Because simulations showed that less than 1% of the MSR power is adequate for the HMSR, no more than 50 MW of average DT fusion power is needed for a 5 GWth HMSR if all fusion neutrons are absorbed in the molten salt.
A hybrid molten salt reactor includes a source of energetic neutrons, the energetic neutrons having a typical energy per neutron of 14 MeV or greater, a critical molten salt reactor, and a molten salt comprising a dissolved mixture of fissile actinides and fertile actinides. The molten salt circulates in a loop through the reactor vessel and around the source of energetic neutrons. The fissile actinides and fertile actinides sustain an exothermic nuclear reaction in which the actinides are irradiated by the energetic neutrons, the energetic neutrons inducing subcritical nuclear fission, and undergo critical nuclear fission when circulating through the critical molten salt reactor. A portion of the daughter neutrons generated by nuclear reactions are captured by the fertile actinides in the molten salt and induce transmutation of the fertile actinides into fissile actinides and sustain critical fission chain reactions in the molten salt reactor.
The proposed Fission-Fusion Hybrid Molten Salt Reactor (FFHMSR), combining two subsystems, a deuterium + tritium (DT) fusion reactor surrounded by a neutron-absorbing Fusion Blanket (FB) and a critical Molten Salt fission Reactor (MSR). The molten salt, which contains dissolved actinides, circulates at a high rate between them.
As envisioned the MSR exhibits the large Conversion Ratio of graphite moderated reactors having small fissile and large fertile inventories. DT fusion neutrons irradiating actinides in the molten salt release additional neutrons which increase isotope conversion and fission. Actinide fuel is continually added while fission products are continually removed so the system's operation never requires refueling interruptions. The choice of molten salt as a eutectic mixture of the fluorides of lithium, sodium, and actinide fuel is explained by eliminating other options.

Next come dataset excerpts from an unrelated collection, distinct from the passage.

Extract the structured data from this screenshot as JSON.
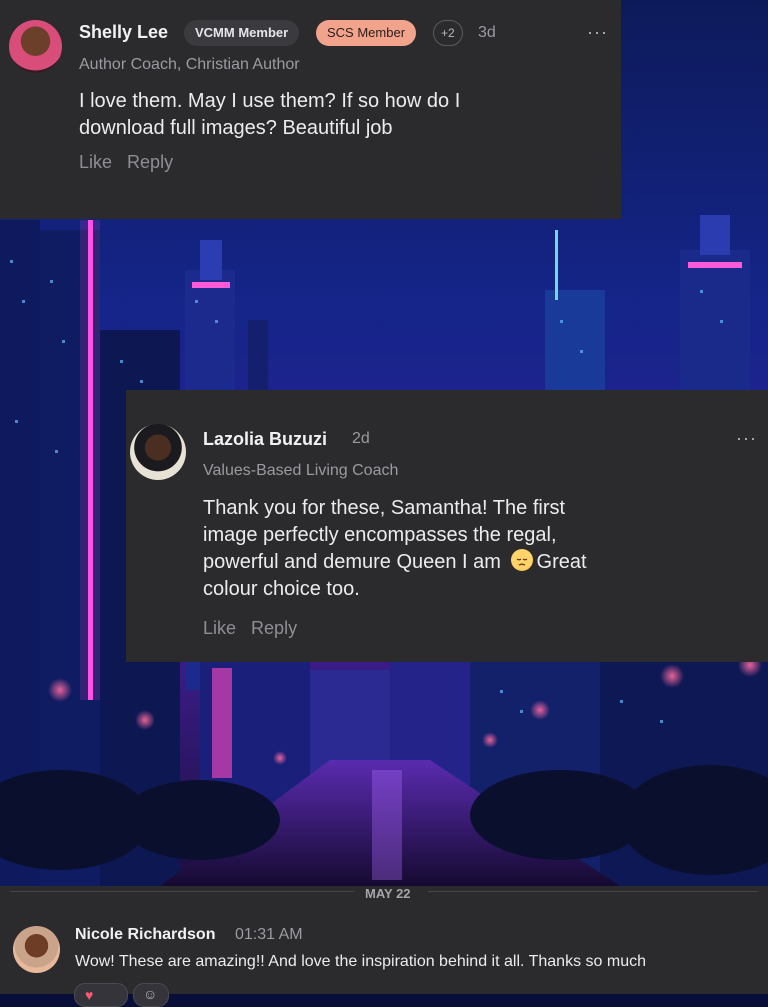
{
  "comments": [
    {
      "name": "Shelly Lee",
      "badges": [
        "VCMM Member",
        "SCS Member",
        "+2"
      ],
      "time": "3d",
      "role": "Author Coach, Christian Author",
      "text_lines": [
        "I love them. May I use them? If so how do I",
        "download full images? Beautiful job"
      ],
      "like": "Like",
      "reply": "Reply",
      "more": "···"
    },
    {
      "name": "Lazolia Buzuzi",
      "time": "2d",
      "role": "Values-Based Living Coach",
      "text_lines": [
        "Thank you for these, Samantha! The first",
        "image perfectly encompasses the regal,",
        "powerful and demure Queen I am",
        "Great",
        "colour choice too."
      ],
      "emoji": "pensive-face-emoji",
      "like": "Like",
      "reply": "Reply",
      "more": "···"
    }
  ],
  "chat": {
    "date_separator": "MAY 22",
    "message": {
      "name": "Nicole Richardson",
      "time": "01:31 AM",
      "text": "Wow! These are amazing!! And love the inspiration behind it all. Thanks so much"
    }
  },
  "background": {
    "description_icon": "neon-city-image"
  },
  "colors": {
    "card_bg": "#2b2b2e",
    "peach_badge": "#f2a38c",
    "neon_pink": "#ff4fe0",
    "neon_cyan": "#7fe8ff"
  }
}
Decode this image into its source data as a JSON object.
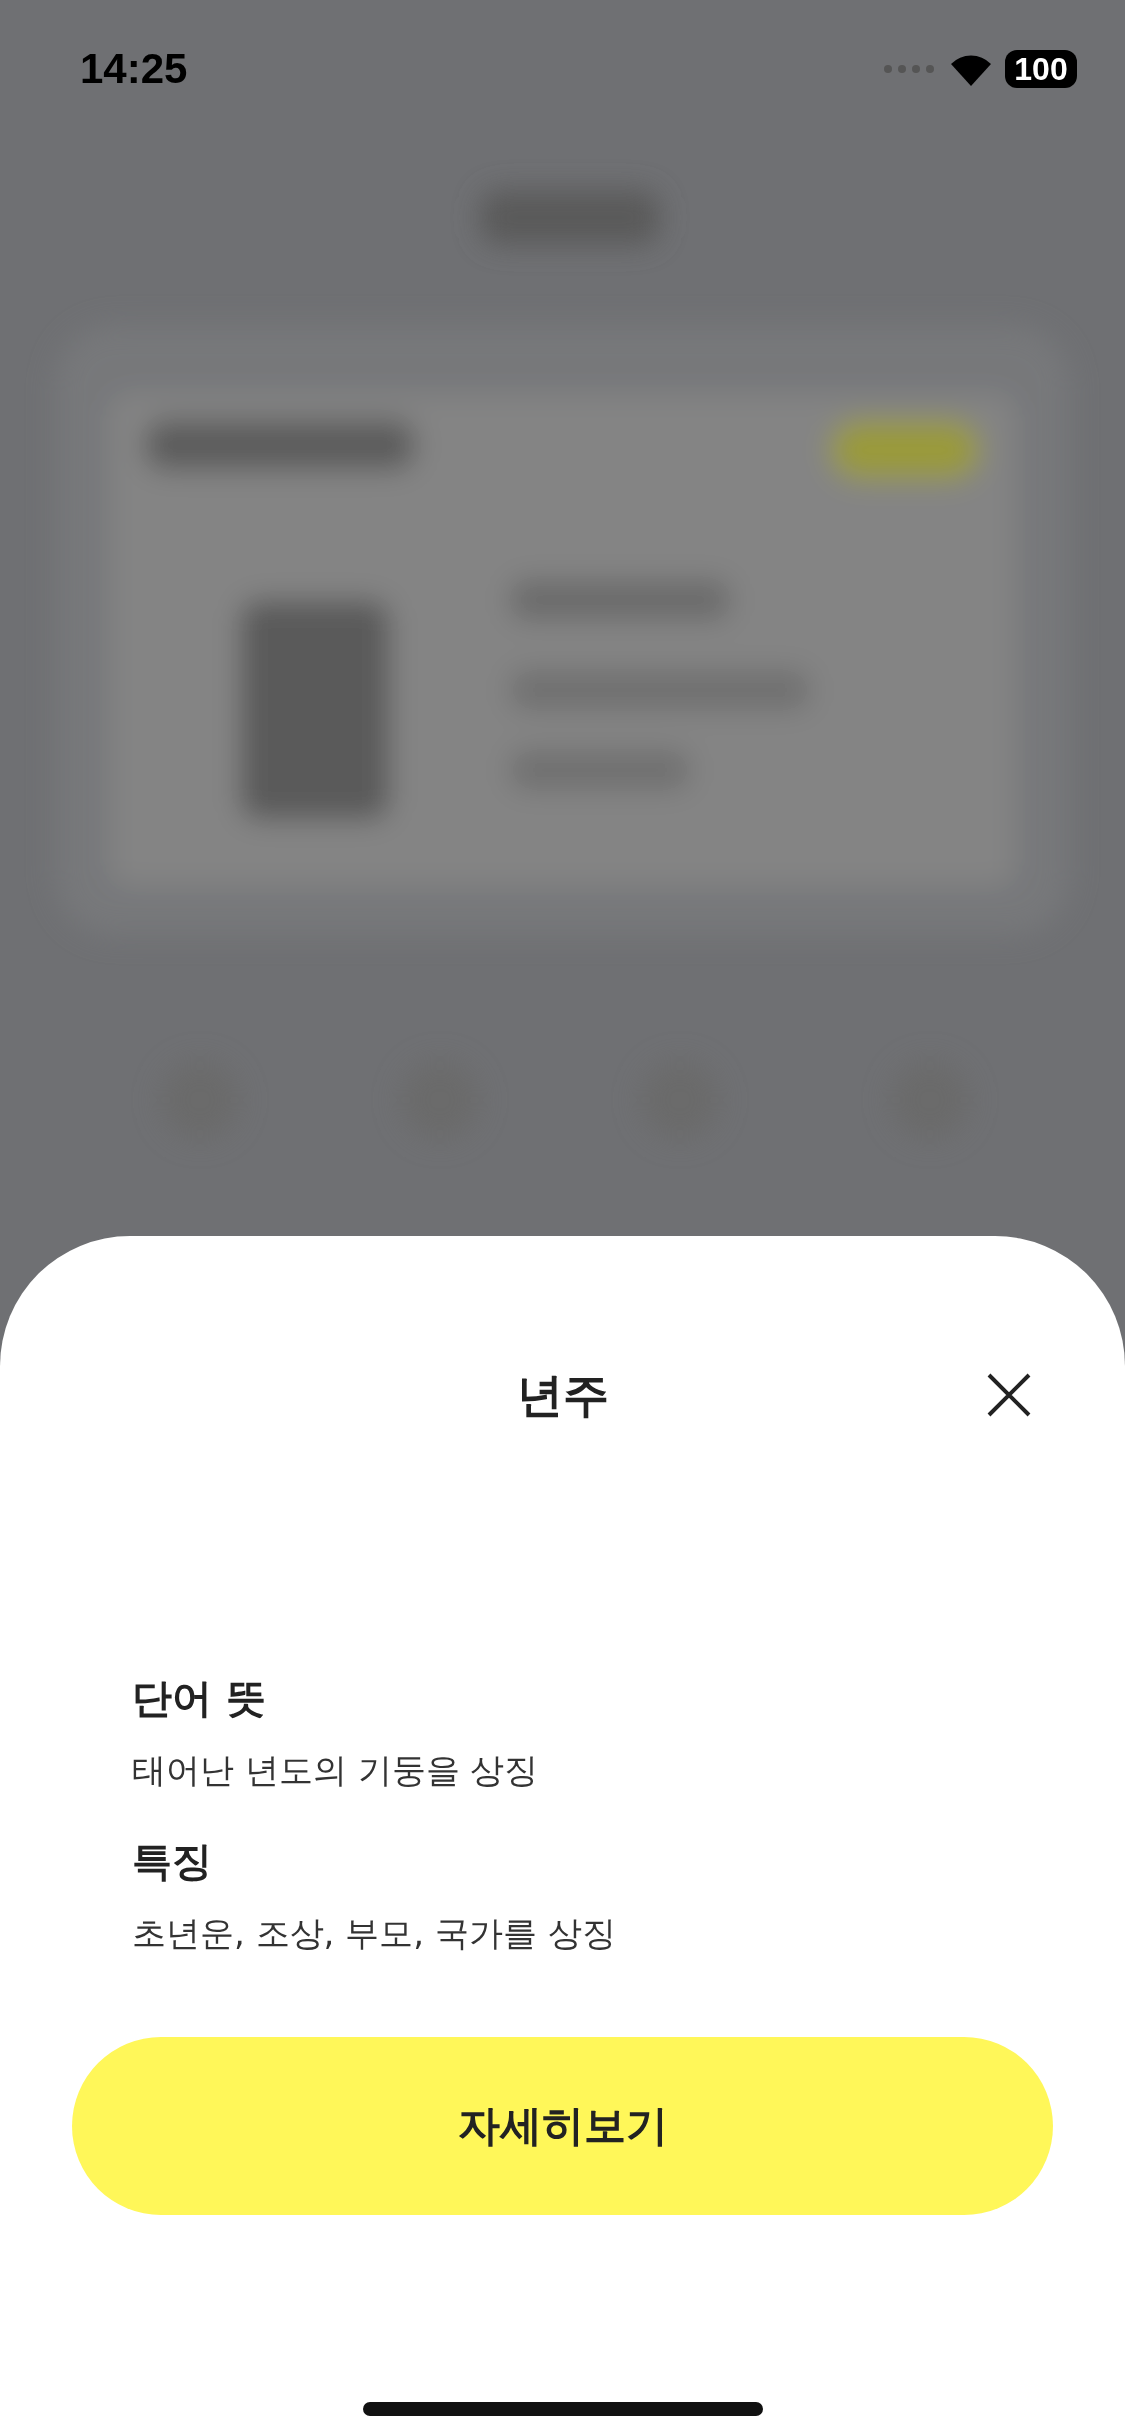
{
  "status_bar": {
    "time": "14:25",
    "battery": "100"
  },
  "sheet": {
    "title": "년주",
    "sections": [
      {
        "heading": "단어 뜻",
        "text": "태어난 년도의 기둥을 상징"
      },
      {
        "heading": "특징",
        "text": "초년운, 조상, 부모, 국가를 상징"
      }
    ],
    "button": "자세히보기"
  }
}
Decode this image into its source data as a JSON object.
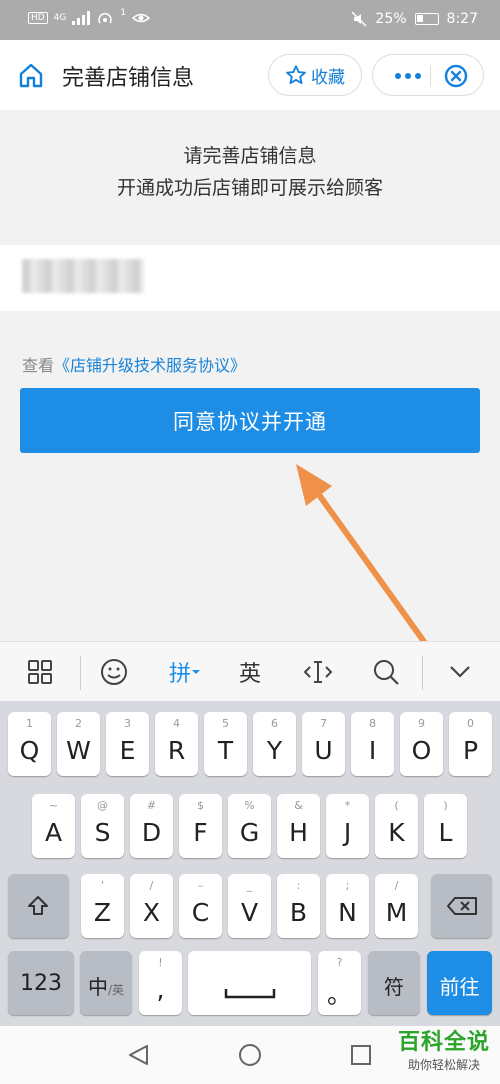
{
  "status_bar": {
    "battery": "25%",
    "time": "8:27",
    "signal_labels": [
      "HD",
      "4G",
      "1"
    ]
  },
  "header": {
    "title": "完善店铺信息",
    "favorite_label": "收藏"
  },
  "intro": {
    "line1": "请完善店铺信息",
    "line2": "开通成功后店铺即可展示给顾客"
  },
  "agreement": {
    "prefix": "查看",
    "link": "《店铺升级技术服务协议》"
  },
  "primary_button": "同意协议并开通",
  "keyboard": {
    "toolbar": {
      "pinyin": "拼",
      "english": "英"
    },
    "row1": [
      {
        "sub": "1",
        "main": "Q"
      },
      {
        "sub": "2",
        "main": "W"
      },
      {
        "sub": "3",
        "main": "E"
      },
      {
        "sub": "4",
        "main": "R"
      },
      {
        "sub": "5",
        "main": "T"
      },
      {
        "sub": "6",
        "main": "Y"
      },
      {
        "sub": "7",
        "main": "U"
      },
      {
        "sub": "8",
        "main": "I"
      },
      {
        "sub": "9",
        "main": "O"
      },
      {
        "sub": "0",
        "main": "P"
      }
    ],
    "row2": [
      {
        "sub": "~",
        "main": "A"
      },
      {
        "sub": "@",
        "main": "S"
      },
      {
        "sub": "#",
        "main": "D"
      },
      {
        "sub": "$",
        "main": "F"
      },
      {
        "sub": "%",
        "main": "G"
      },
      {
        "sub": "&",
        "main": "H"
      },
      {
        "sub": "*",
        "main": "J"
      },
      {
        "sub": "(",
        "main": "K"
      },
      {
        "sub": ")",
        "main": "L"
      }
    ],
    "row3": [
      {
        "sub": "'",
        "main": "Z"
      },
      {
        "sub": "/",
        "main": "X"
      },
      {
        "sub": "–",
        "main": "C"
      },
      {
        "sub": "_",
        "main": "V"
      },
      {
        "sub": ":",
        "main": "B"
      },
      {
        "sub": ";",
        "main": "N"
      },
      {
        "sub": "/",
        "main": "M"
      }
    ],
    "row4": {
      "num": "123",
      "lang_main": "中",
      "lang_sub": "/英",
      "punct_sub": "!",
      "punct_main": ",",
      "period_sub": "?",
      "period_main": "。",
      "symbol": "符",
      "enter": "前往"
    }
  },
  "watermark": {
    "title": "百科全说",
    "subtitle": "助你轻松解决"
  },
  "colors": {
    "accent": "#1d8de6",
    "arrow": "#f0914a",
    "watermark": "#2aa52a"
  }
}
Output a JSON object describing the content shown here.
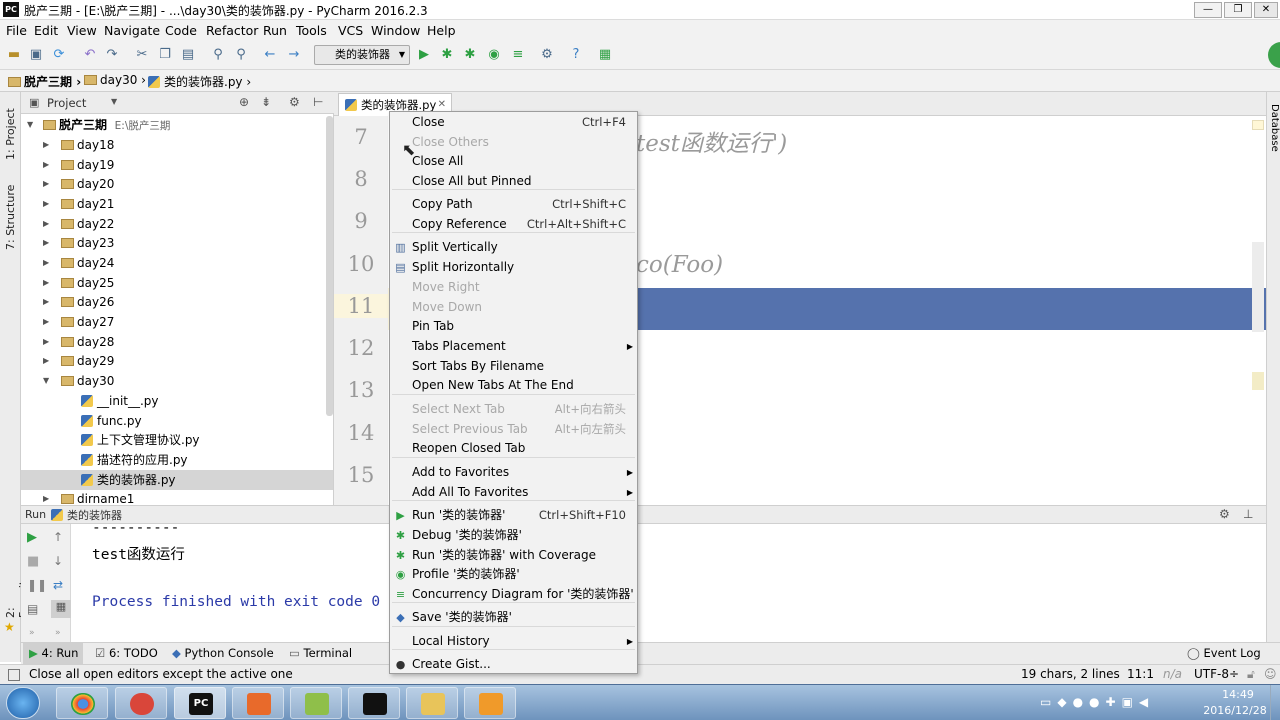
{
  "window": {
    "app_icon": "PC",
    "title": "脱产三期 - [E:\\脱产三期] - ...\\day30\\类的装饰器.py - PyCharm 2016.2.3",
    "minimize": "—",
    "maximize": "❐",
    "close": "✕"
  },
  "menu": [
    "File",
    "Edit",
    "View",
    "Navigate",
    "Code",
    "Refactor",
    "Run",
    "Tools",
    "VCS",
    "Window",
    "Help"
  ],
  "toolbar": {
    "run_config": "类的装饰器"
  },
  "breadcrumb": [
    "脱产三期",
    "day30",
    "类的装饰器.py"
  ],
  "left_strip": {
    "project": "1: Project",
    "structure": "7: Structure",
    "favorites": "2: Favorites"
  },
  "right_strip": {
    "database": "Database"
  },
  "project_panel": {
    "header": "Project",
    "root": {
      "name": "脱产三期",
      "path": "E:\\脱产三期"
    },
    "folders": [
      "day18",
      "day19",
      "day20",
      "day21",
      "day22",
      "day23",
      "day24",
      "day25",
      "day26",
      "day27",
      "day28",
      "day29",
      "day30"
    ],
    "files": [
      "__init__.py",
      "func.py",
      "上下文管理协议.py",
      "描述符的应用.py",
      "类的装饰器.py"
    ],
    "selected_file": "类的装饰器.py",
    "partial_row": "dirname1"
  },
  "editor": {
    "tab": "类的装饰器.py",
    "line_numbers": [
      "7",
      "8",
      "9",
      "10",
      "11",
      "12",
      "13",
      "14",
      "15"
    ],
    "code_fragments": [
      "test函数运行')",
      "co(Foo)"
    ]
  },
  "run_panel": {
    "header_label": "Run",
    "config": "类的装饰器",
    "console": [
      "----------",
      "test函数运行",
      "Process finished with exit code 0"
    ]
  },
  "bottom_tabs": [
    "4: Run",
    "6: TODO",
    "Python Console",
    "Terminal"
  ],
  "event_log": "Event Log",
  "status": {
    "message": "Close all open editors except the active one",
    "chars": "19 chars, 2 lines",
    "position": "11:1",
    "na": "n/a",
    "encoding": "UTF-8÷"
  },
  "clock": {
    "time": "14:49",
    "date": "2016/12/28"
  },
  "context_menu": [
    {
      "label": "Close",
      "shortcut": "Ctrl+F4"
    },
    {
      "label": "Close Others",
      "disabled": true
    },
    {
      "label": "Close All"
    },
    {
      "label": "Close All but Pinned"
    },
    {
      "label": "Copy Path",
      "shortcut": "Ctrl+Shift+C"
    },
    {
      "label": "Copy Reference",
      "shortcut": "Ctrl+Alt+Shift+C"
    },
    {
      "label": "Split Vertically",
      "icon": "split-vertical-icon"
    },
    {
      "label": "Split Horizontally",
      "icon": "split-horizontal-icon"
    },
    {
      "label": "Move Right",
      "disabled": true
    },
    {
      "label": "Move Down",
      "disabled": true
    },
    {
      "label": "Pin Tab"
    },
    {
      "label": "Tabs Placement",
      "submenu": true
    },
    {
      "label": "Sort Tabs By Filename"
    },
    {
      "label": "Open New Tabs At The End"
    },
    {
      "label": "Select Next Tab",
      "shortcut": "Alt+向右箭头",
      "disabled": true
    },
    {
      "label": "Select Previous Tab",
      "shortcut": "Alt+向左箭头",
      "disabled": true
    },
    {
      "label": "Reopen Closed Tab"
    },
    {
      "label": "Add to Favorites",
      "submenu": true
    },
    {
      "label": "Add All To Favorites",
      "submenu": true
    },
    {
      "label": "Run '类的装饰器'",
      "shortcut": "Ctrl+Shift+F10",
      "icon": "run-icon"
    },
    {
      "label": "Debug '类的装饰器'",
      "icon": "debug-icon"
    },
    {
      "label": "Run '类的装饰器' with Coverage",
      "icon": "coverage-icon"
    },
    {
      "label": "Profile '类的装饰器'",
      "icon": "profile-icon"
    },
    {
      "label": "Concurrency Diagram for  '类的装饰器'",
      "icon": "concurrency-icon"
    },
    {
      "label": "Save '类的装饰器'",
      "icon": "python-icon"
    },
    {
      "label": "Local History",
      "submenu": true
    },
    {
      "label": "Create Gist...",
      "icon": "github-icon"
    }
  ]
}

Molten Salt Reactors (MSRs) form a class of novel nuclear fission reactors which in the past have been operated experimentally. The MSR class of designs has been adopted internationally as one of the Generation IV reactor design families to be developed for possible future use, and there is substantial technical research interest in MSR's within the international nuclear engineering community.
Ever since fission breeder design difficulties, costs and constraints were recognized in the 1950s, there have been efforts to find alternative approaches to harvesting fission energy from the more abundant non-fissile but fissionable actinides.
Two pathways for using fissionable actinide isotopes
1. Provide an external source of sufficiently energetic neutrons to induce the fissions without any chain reaction.
2. Transmute the fissionable isotopes into fissile isotopes.
Unlike accelerator driven systems, net energetics need not be an issue in a FFH since fusion releases its own nuclear energy. Proposed FFH schemes can be classified according to whether their fusion fuel feeds are DD or DT. If the proposed fusion system uses a feedstock of deuterium only, then half of its resulting DD fusion reactions would produce 2.45 MeV neutrons. These do not carry enough energy for pathway one but are adequate for pathway two. The other half of the DD reactions would produce 1.01 MeV tritons which, if confined in the plasma, would
fuse with deuterons to yield 14.1 MeV neutrons adequate for pathway one. In this scheme the fusion system is self-supporting since it only exports neutrons and is fueled by natural deuterium. However, the neutron yield is weak compared with the DT case.
If instead the fusion uses a 50/50 DT feedstock of deuterium and tritium, then almost all neutrons produced will be 14.1 MeV neutrons adequate for pathway one.
Ralph Moir has been instrumental in the development of FFH design concepts.
The HMSR can completely consume all supplied actinides using uranium, SNF or thorium fuels, an the steady fission to energetic neutron power ratio is sufficiently large for the neutron source to be less than 1% of total plant power.
HMSR has novel synergistic design features are combined to reduce device size and to simplify maintenance, thus limiting costs. After further development of this conceptual energetic neutron source design, it may be feasible to deploy fusion-fission HMSR systems in the near-term using fusion energy gain factors that have already been demonstrated, without waiting for additional pure fusion research progress.